Autre meurtrière attaque, autre groupe terroriste : l’assaut contre le camp de la Minusma à Kidal, la semaine dernière, et le groupe djihadiste Ansar Dine. Un assaut sanglant et criminel qui a fait trois victimes, parmi les soldats de la paix du contingent guinéen. Le chef de ce groupe s’appelle Iyad Ag Ghaly, chef historique des rébellions touarègues, pièce centrale de la galaxie islamiste au Mali et fondateur d’Ansar-dine, en relation étroite avec AQMI. C’est lui qui récemment a dénoncé l’accord de paix et appelé à poursuivre la lutte contre la France, dans un enregistrement sonore authentifié, le lundi 16 novembre, au lendemain des attentats de Paris. Dans cet enregistrement d’une vingtaine de minutes, le chef d’Ansar Dine accuse ceux qui ont ‘bradé le sang et la terre’. S’adressant plus particulièrement aux jeunes, il leur demande de répondre ‘à cette offense par les ceintures d’explosifs, les charges télécommandées et les engins piégés’. Iyad Ag Ghaly salue également ‘les moujahidine retranchés à Sikasso au Macina, à Sévaré, à Tombouctou et Kidal où opèrent des groupes djihadistes alliés à Ansar Dine’.
Dire, comme l’a prôné le leader du Parena, de dialoguer avec ces groupes terroristes ressort de l’invraisemblable, voire de l’irrationalité, compte tenu de l’attitude de la communauté internationale contre ce fléau qui se propage à une vitesse phénoménale, à travers le monde.

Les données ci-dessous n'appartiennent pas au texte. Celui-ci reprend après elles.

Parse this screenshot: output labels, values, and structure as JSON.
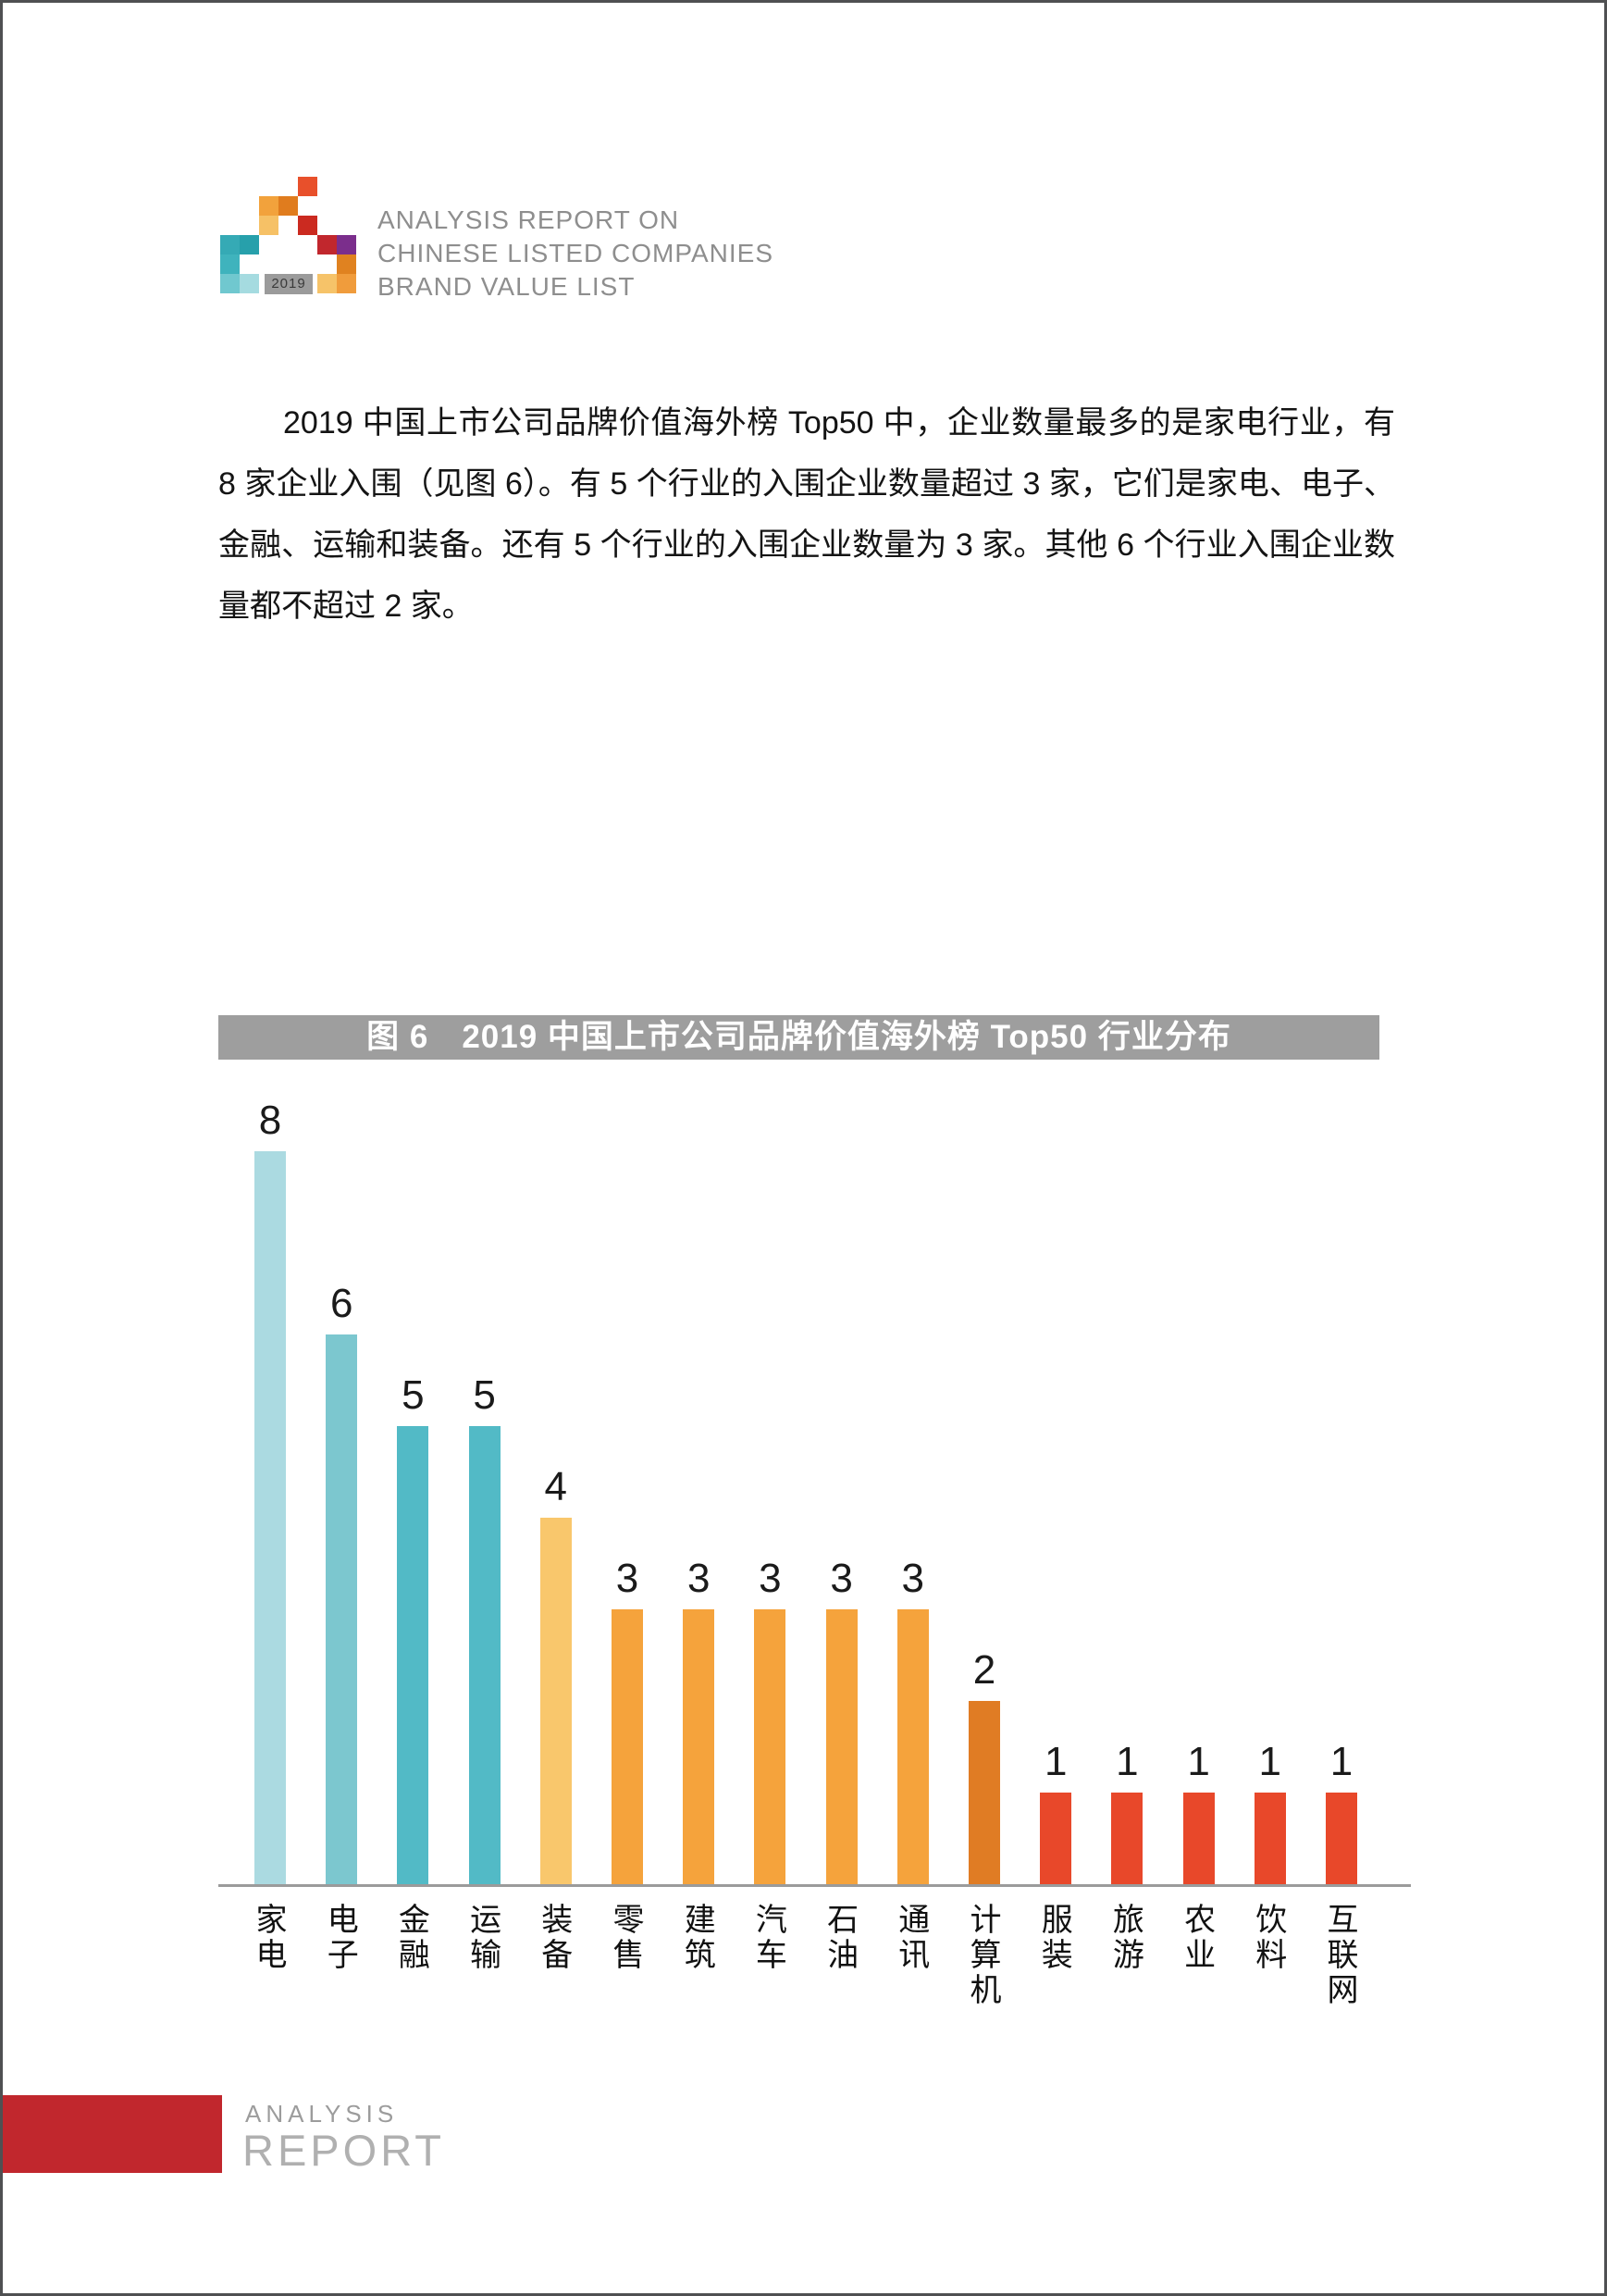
{
  "header": {
    "title_lines": [
      "ANALYSIS REPORT ON",
      "CHINESE LISTED COMPANIES",
      "BRAND VALUE LIST"
    ]
  },
  "logo": {
    "year": "2019",
    "squares": [
      {
        "col": 4,
        "row": 0,
        "color": "#e8502b"
      },
      {
        "col": 2,
        "row": 1,
        "color": "#f2a23c"
      },
      {
        "col": 3,
        "row": 1,
        "color": "#e07c1e"
      },
      {
        "col": 2,
        "row": 2,
        "color": "#f6c166"
      },
      {
        "col": 4,
        "row": 2,
        "color": "#cb2a20"
      },
      {
        "col": 0,
        "row": 3,
        "color": "#35aab5"
      },
      {
        "col": 1,
        "row": 3,
        "color": "#27a0ab"
      },
      {
        "col": 5,
        "row": 3,
        "color": "#c1272d"
      },
      {
        "col": 6,
        "row": 3,
        "color": "#7b2e8c"
      },
      {
        "col": 0,
        "row": 4,
        "color": "#3fb3bd"
      },
      {
        "col": 6,
        "row": 4,
        "color": "#e08220"
      },
      {
        "col": 0,
        "row": 5,
        "color": "#70c8cf"
      },
      {
        "col": 1,
        "row": 5,
        "color": "#a5dbe0"
      },
      {
        "col": 5,
        "row": 5,
        "color": "#f6c369"
      },
      {
        "col": 6,
        "row": 5,
        "color": "#f09c3c"
      }
    ]
  },
  "paragraph": {
    "lines": [
      "2019 中国上市公司品牌价值海外榜 Top50 中，企业数量最多的是家电行业，有",
      "8 家企业入围（见图 6）。有 5 个行业的入围企业数量超过 3 家，它们是家电、电子、",
      "金融、运输和装备。还有 5 个行业的入围企业数量为 3 家。其他 6 个行业入围企业数",
      "量都不超过 2 家。"
    ]
  },
  "chart_data": {
    "type": "bar",
    "title": "图 6　2019 中国上市公司品牌价值海外榜 Top50 行业分布",
    "title_bg": "#9e9e9e",
    "title_color": "#ffffff",
    "categories": [
      "家电",
      "电子",
      "金融",
      "运输",
      "装备",
      "零售",
      "建筑",
      "汽车",
      "石油",
      "通讯",
      "计算机",
      "服装",
      "旅游",
      "农业",
      "饮料",
      "互联网"
    ],
    "values": [
      8,
      6,
      5,
      5,
      4,
      3,
      3,
      3,
      3,
      3,
      2,
      1,
      1,
      1,
      1,
      1
    ],
    "bar_colors": [
      "#abdae1",
      "#7cc7cf",
      "#52bac6",
      "#52bac6",
      "#f9c76c",
      "#f5a33c",
      "#f5a33c",
      "#f5a33c",
      "#f5a33c",
      "#f5a33c",
      "#e07c24",
      "#e8482a",
      "#e8482a",
      "#e8482a",
      "#e8482a",
      "#e8482a"
    ],
    "ylim": [
      0,
      8.8
    ],
    "grid": false,
    "legend": false,
    "value_labels_shown": true,
    "axis_color": "#9b9b9b"
  },
  "footer": {
    "line1": "ANALYSIS",
    "line2": "REPORT",
    "accent_color": "#c1272d"
  }
}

Le chef du groupe Ansadine, Iyad Ag Ghaly, et celui des Almourabitounes, l’Algérien Moktar Belmoktar, le bourreau du Sahel, sont tous recherchés par les Américains, comme des dangereux criminels, dont les têtes sont mises à prix à prix de dollars. Tout compte fait, s’agissant du dialogue dont fait état Tiébilé Dramé avec ces groupes terroristes, il relève d’autant plus de l’erreur fatale que la configuration de ces groupes terroristes, autant qu’ils sont, est de type hybride, regroupant des combattants de plusieurs nationalités, certaines d’entre elles provenant loin du cadre restreint de notre continent.
À l’évidence, le leader du Parena, avec une telle approche, prônant le dialogue avec les groupes terroristes, quels qu’ils soient, se met dangereusement au contre-courant du cheminement réel de la lutte internationale contre le terrorisme, un fléau contre lequel il est aujourd’hui de bon ton d’admettre que seule la solidarité internationale peut en rayer les méfaits, à travers le monde. Dans ce contexte de lutte mondiale contre le péril djihadiste, inciter le dialogue avec les groupes terroristes, dont on sait d’eux qu’ils ont pris la résolution de déclarer la guerre à l’humanité, apparait plutôt comme un acte d’intoxication politico-médiatique qui ne va pas loin.